Research step forward in Fight against deadly Chytrid Fungus
Scientists have made a key discovery that may help to stem the loss of countless species of amphibians to a deadly fungus. Genes responsible for protecting frogs may play role in death from the global disease.
For frogs dying of the invasive chytridiomycosis disease, the leading cause of amphibian deaths worldwide, the genes responsible for protecting them may actually be leading to their demise, according to a new study published today in the journal Molecular Ecology by the University of Central Florida and the Smithsonian Conservation Biology Institute (SCBI) researchers.
A devastating chytrid fungus, Batrachochytrium dendrobatidis, has been blamed as possibly the biggest single problem, infecting frogs, salamanders, and other amphibians, often fatally. The lowland leopard frog, found in river drainages in Arizona, is one of a few amphibian species in which some individuals survive infection by Batrachochytrium dendrobatidis chytrid fungus (Bd) while other individuals do not–even when they live in the same local population.
In particular, the discovery gives hope that it may be possible to keep live specimens and treat them with immunization, then release them back into the wild and help them to spread back to their native habitats. In a study of lowland leopard frogs infected with Bd, the fungus that causes the disease chytridiomycosis or chytrid, researchers found that frogs that died from the disease had higher expression of major histocompatibility complex and other immune system genes than frogs that survived it.
Those genes help organisms fight off infections and foreign substances.
“This result was totally counterintuitive and the opposite of the pattern we expected to recover,” said Anna Savage, the study’s lead author, an associate professor in UCF’s Department of Biology and former postdoctoral fellow at SCBI’s Center for Conservation Genomics (CCG).

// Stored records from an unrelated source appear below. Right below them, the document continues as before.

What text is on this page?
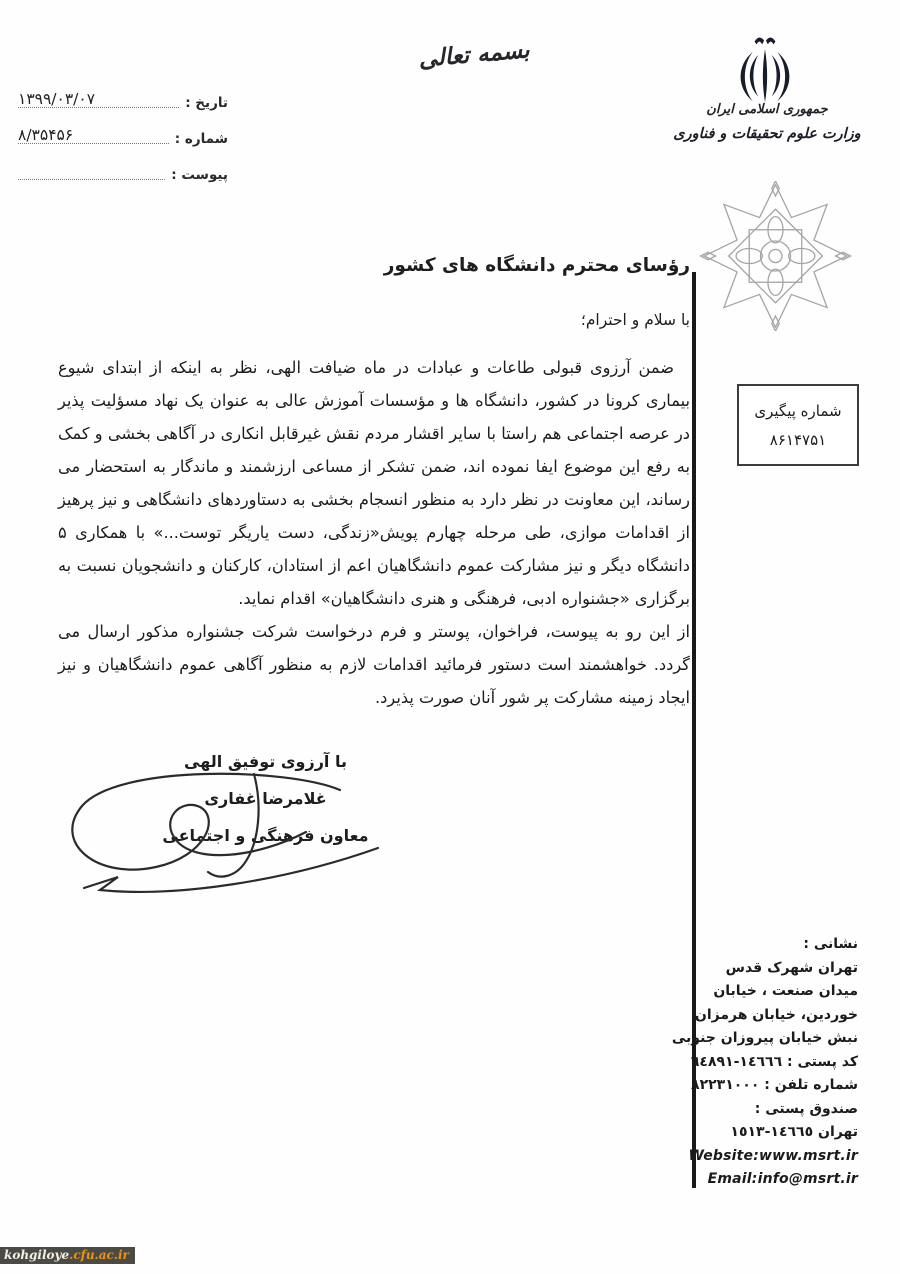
بسمه تعالی
جمهوری اسلامی ایران
وزارت علوم تحقیقات و فناوری
تاریخ :
۱۳۹۹/۰۳/۰۷
شماره :
۸/۳۵۴۵۶
پیوست :
شماره پیگیری
۸۶۱۴۷۵۱
رؤسای محترم دانشگاه های کشور
با سلام و احترام؛

ضمن آرزوی قبولی طاعات و عبادات در ماه ضیافت الهی، نظر به اینکه از ابتدای شیوع بیماری کرونا در کشور، دانشگاه ها و مؤسسات آموزش عالی به عنوان یک نهاد مسؤلیت پذیر در عرصه اجتماعی هم راستا با سایر اقشار مردم نقش غیرقابل انکاری در آگاهی بخشی و کمک به رفع این موضوع ایفا نموده اند، ضمن تشکر از مساعی ارزشمند و ماندگار به استحضار می رساند، این معاونت در نظر دارد به منظور انسجام بخشی به دستاوردهای دانشگاهی و نیز پرهیز از اقدامات موازی، طی مرحله چهارم پویش«زندگی، دست یاریگر توست...» با همکاری ۵ دانشگاه دیگر و نیز مشارکت عموم دانشگاهیان اعم از استادان، کارکنان و دانشجویان نسبت به برگزاری «جشنواره ادبی، فرهنگی و هنری دانشگاهیان» اقدام نماید.

از این رو به پیوست، فراخوان، پوستر و فرم درخواست شرکت جشنواره مذکور ارسال می گردد. خواهشمند است دستور فرمائید اقدامات لازم به منظور آگاهی عموم دانشگاهیان و نیز ایجاد زمینه مشارکت پر شور آنان صورت پذیرد.

با آرزوی توفیق الهی
غلامرضا غفاری
معاون فرهنگی و اجتماعی
نشانی :
تهران شهرک قدس
میدان صنعت ، خیابان
خوردین، خیابان هرمزان
نبش خیابان پیروزان جنوبی
کد پستی : ١٤٦٦٦-٦٤٨٩١
شماره تلفن : ٨٢٢٣١٠٠٠
صندوق پستی :
تهران ١٤٦٦٥-١٥١٣
Website:www.msrt.ir
Email:info@msrt.ir
kohgiloye.cfu.ac.ir
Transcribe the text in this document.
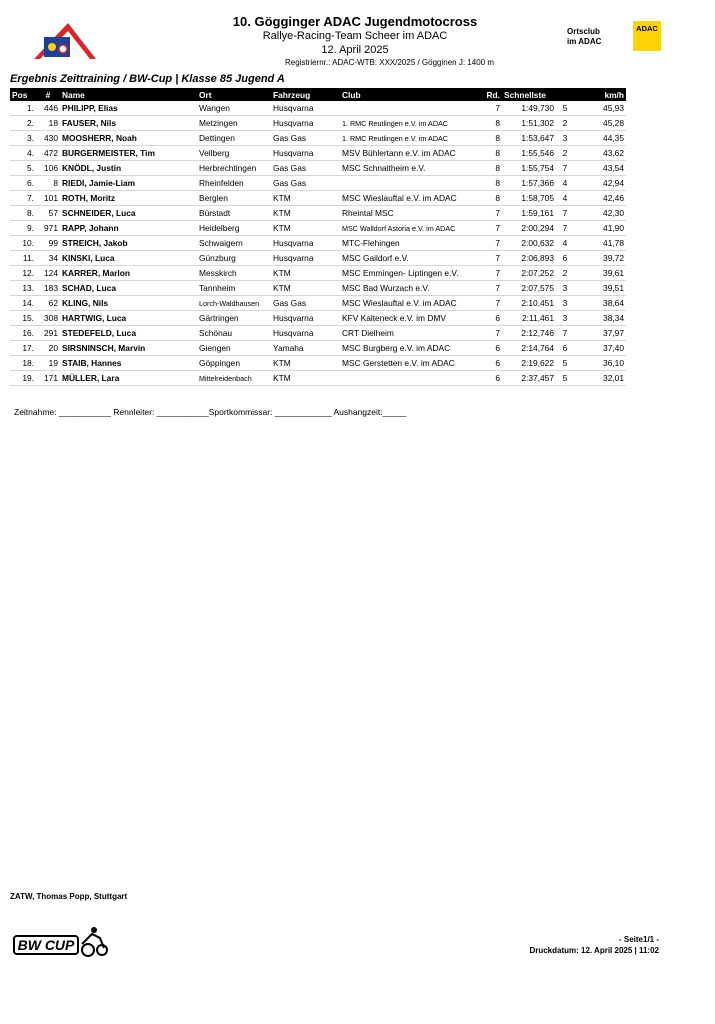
10. Gögginger ADAC Jugendmotocross
Rallye-Racing-Team Scheer im ADAC
12. April 2025
Registriernr.: ADAC-WTB: XXX/2025 / Gögginen J: 1400 m
Ortsclub
im ADAC
ADAC
Ergebnis Zeittraining / BW-Cup | Klasse 85 Jugend A
Pos	#	Name	Ort	Fahrzeug	Club	Rd.	Schnellste		km/h
1.	446	PHILIPP, Elias	Wangen	Husqvarna		7	1:49,730	5	45,93
2.	18	FAUSER, Nils	Metzingen	Husqvarna	1. RMC Reutlingen e.V. im ADAC	8	1:51,302	2	45,28
3.	430	MOOSHERR, Noah	Dettingen	Gas Gas	1. RMC Reutlingen e.V. im ADAC	8	1:53,647	3	44,35
4.	472	BURGERMEISTER, Tim	Vellberg	Husqvarna	MSV Bühlertann e.V. im ADAC	8	1:55,546	2	43,62
5.	106	KNÖDL, Justin	Herbrechtingen	Gas Gas	MSC Schnaitheim e.V.	8	1:55,754	7	43,54
6.	8	RIEDI, Jamie-Liam	Rheinfelden	Gas Gas		8	1:57,366	4	42,94
7.	101	ROTH, Moritz	Berglen	KTM	MSC Wieslauftal e.V. im ADAC	8	1:58,705	4	42,46
8.	57	SCHNEIDER, Luca	Bürstadt	KTM	Rheintal MSC	7	1:59,161	7	42,30
9.	971	RAPP, Johann	Heidelberg	KTM	MSC Walldorf Astoria e.V. im ADAC	7	2:00,294	7	41,90
10.	99	STREICH, Jakob	Schwaigern	Husqvarna	MTC-Flehingen	7	2:00,632	4	41,78
11.	34	KINSKI, Luca	Günzburg	Husqvarna	MSC Gaildorf e.V.	7	2:06,893	6	39,72
12.	124	KARRER, Marlon	Messkirch	KTM	MSC Emmingen- Liptingen e.V.	7	2:07,252	2	39,61
13.	183	SCHAD, Luca	Tannheim	KTM	MSC Bad Wurzach e.V.	7	2:07,575	3	39,51
14.	62	KLING, Nils	Lorch-Waldhausen	Gas Gas	MSC Wieslauftal e.V. im ADAC	7	2:10,451	3	38,64
15.	308	HARTWIG, Luca	Gärtringen	Husqvarna	KFV Kalteneck e.V. im DMV	6	2:11,461	3	38,34
16.	291	STEDEFELD, Luca	Schönau	Husqvarna	CRT Dielheim	7	2:12,746	7	37,97
17.	20	SIRSNINSCH, Marvin	Giengen	Yamaha	MSC Burgberg e.V. im ADAC	6	2:14,764	6	37,40
18.	19	STAIB, Hannes	Göppingen	KTM	MSC Gerstetten e.V. im ADAC	6	2:19,622	5	36,10
19.	171	MÜLLER, Lara	Mittelreidenbach	KTM		6	2:37,457	5	32,01
Zeitnahme: ___________ Rennleiter: ___________Sportkommissar: ____________ Aushangzeit:_____
ZATW, Thomas Popp, Stuttgart
BW CUP	- Seite1/1 -
Druckdatum: 12. April 2025 | 11:02
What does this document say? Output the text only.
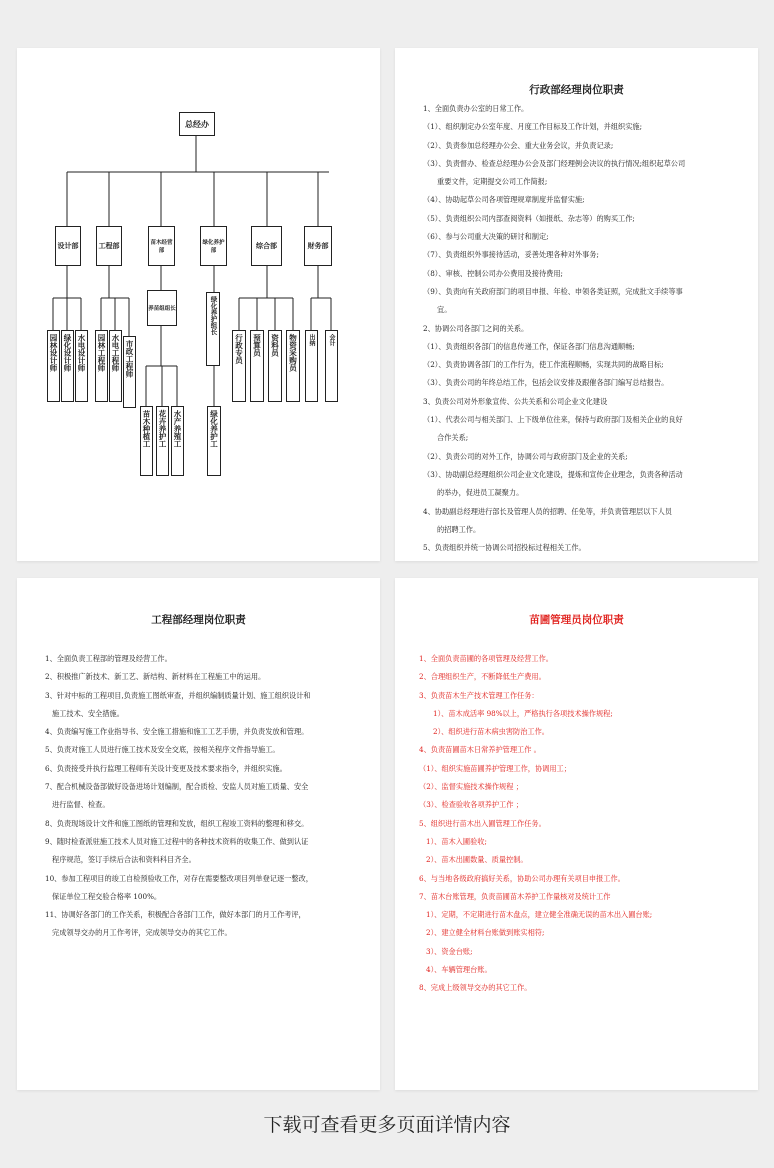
总经办
设计部	工程部	苗木经营部
绿化养护部
综合部	财务部
养苗组组长	绿化养护组长
园林设计师 绿化设计师 水电设计师 园林工程师 水电工程师 市政工程师
苗木种植工 花卉养护工 水产养殖工	绿化养护工
行政专员	预算员	资料员	物资采购员	出纳	会计
行政部经理岗位职责
1、全面负责办公室的日常工作。
（1）、组织制定办公室年度、月度工作目标及工作计划，并组织实施;
（2）、负责参加总经理办公会、重大业务会议，并负责记录;
（3）、负责督办、检查总经理办公会及部门经理例会决议的执行情况;组织起草公司
重要文件，定期提交公司工作简报;
（4）、协助起草公司各项管理规章制度并监督实施;
（5）、负责组织公司内部查阅资料（如报纸、杂志等）的购买工作;
（6）、参与公司重大决策的研讨和制定;
（7）、负责组织外事接待活动，妥善处理各种对外事务;
（8）、审核、控制公司办公费用及接待费用;
（9）、负责向有关政府部门的项目申报、年检、申领各类证照，完成批文手续等事
宜。
2、协调公司各部门之间的关系。
（1）、负责组织各部门的信息传递工作，保证各部门信息沟通顺畅;
（2）、负责协调各部门的工作行为，使工作流程顺畅，实现共同的战略目标;
（3）、负责公司的年终总结工作，包括会议安排及跟催各部门编写总结报告。
3、负责公司对外形象宣传、公共关系和公司企业文化建设
（1）、代表公司与相关部门、上下级单位往来，保持与政府部门及相关企业的良好
合作关系;
（2）、负责公司的对外工作，协调公司与政府部门及企业的关系;
（3）、协助副总经理组织公司企业文化建设，提炼和宣传企业理念，负责各种活动
的举办，促进员工凝聚力。
4、协助副总经理进行部长及管理人员的招聘、任免等，并负责管理层以下人员
的招聘工作。
5、负责组织并统一协调公司招投标过程相关工作。
工程部经理岗位职责
1、全面负责工程部的管理及经营工作。
2、积极推广新技术、新工艺、新结构、新材料在工程施工中的运用。
3、针对中标的工程项目,负责施工图纸审查，并组织编制质量计划、施工组织设计和
施工技术、安全措施。
4、负责编写施工作业指导书、安全施工措施和施工工艺手册，并负责发放和管理。
5、负责对施工人员进行施工技术及安全交底，按相关程序文件指导施工。
6、负责接受并执行监理工程师有关设计变更及技术要求指令，并组织实施。
7、配合机械设备部做好设备进场计划编制，配合质检、安监人员对施工质量、安全
进行监督、检查。
8、负责现场设计文件和施工图纸的管理和发放，组织工程竣工资料的整理和移交。
9、随时检查派驻施工技术人员对施工过程中的各种技术资料的收集工作、做到认证
程序规范，签订手续后合法和资料科目齐全。
10、参加工程项目的竣工自检预验收工作，对存在需要整改项目列单登记逐一整改，
保证单位工程交验合格率 100%。
11、协调好各部门的工作关系，积极配合各部门工作，做好本部门的月工作考评，
完成领导交办的月工作考评，完成领导交办的其它工作。
苗圃管理员岗位职责
1、全面负责苗圃的各项管理及经营工作。
2、合理组织生产，不断降低生产费用。
3、负责苗木生产技术管理工作任务：
1）、苗木成活率 98%以上，严格执行各项技术操作规程;
2）、组织进行苗木病虫害防治工作。
4、负责苗圃苗木日常养护管理工作 。
（1）、组织实施苗圃养护管理工作，协调用工；
（2）、监督实施技术操作规程 ；
（3）、检查验收各项养护工作 ；
5、组织进行苗木出入圃管理工作任务。
1）、苗木入圃验收;
2）、苗木出圃数量、质量控制。
6、与当地各级政府搞好关系，协助公司办理有关项目申报工作。
7、苗木台账管理，负责苗圃苗木养护工作量核对及统计工作
1）、定期，不定期进行苗木盘点，建立健全准确无误的苗木出入圃台账;
2）、建立健全材料台账做到账实相符;
3）、资金台账;
4）、车辆管理台账。
8、完成上级领导交办的其它工作。
下载可查看更多页面详情内容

Savage said acquired immune responses can be very potent, require a lot of energy from the body, and can sometimes produce toxic byproducts that harm the host and the pathogen.
“Immune responses are much more complex than just an on-off switch,” she said. “A big part of the immune system is regulating the type, timing, and dosage of a particular response, and if any of those components get dysregulated, it can have extremely negative consequences.” She said, for instance, Batrachochytrium dendrobatidis suppresses the host immune system by killing B and T lymphocytes. “Because those are the same cells that proliferate during acquired immune responses, producing lots of those cells might just be wasting energy on something that chytrid can easily destroy,” she said.
Amphibian populations are in decline around the world, with two-thirds of the world’s 8,000 species considered to be threatened and nearly 200 species that have already gone extinct in the last two decades
Although the researchers studied immune gene expression in lowland leopard frogs with chytridiomycosis, the findings may be useful for studying the disease in other frog species due to genetic similarities they share, Savage said.
Lowland leopard frogs were chosen for the study because their responses to chytridiomycosis vary from one individual to the next, unlike many other frog species that are completely susceptible to the disease or are completely resistant or tolerant.
This allowed the researchers to rule out the genetic variation between species and pinpoint specific differences in lowland leopard frogs’ immune genes that predicted different responses to infection. Robert Fleischer, senior scientist and head of the SCBI’s CCG, co-authored the study and was Savage’s main advisor for the research when she was a postdoctoral fellow at the Smithsonian.
Fleischer said the results help in understanding why some frogs survive the disease and others do not. “If we can solve this mystery, and we have taken a big step in that direction with this study, our hope and plan are to use this information to develop resources and strategies to mitigate the disease in the more susceptible species, and to counter the worldwide tide of extinction and endangerment caused by chytrid,” he said.
The researcher said the findings also show that acquired immune responses, such as those generated by vaccination, may not always be useful in combating invasive diseases of conservation concern.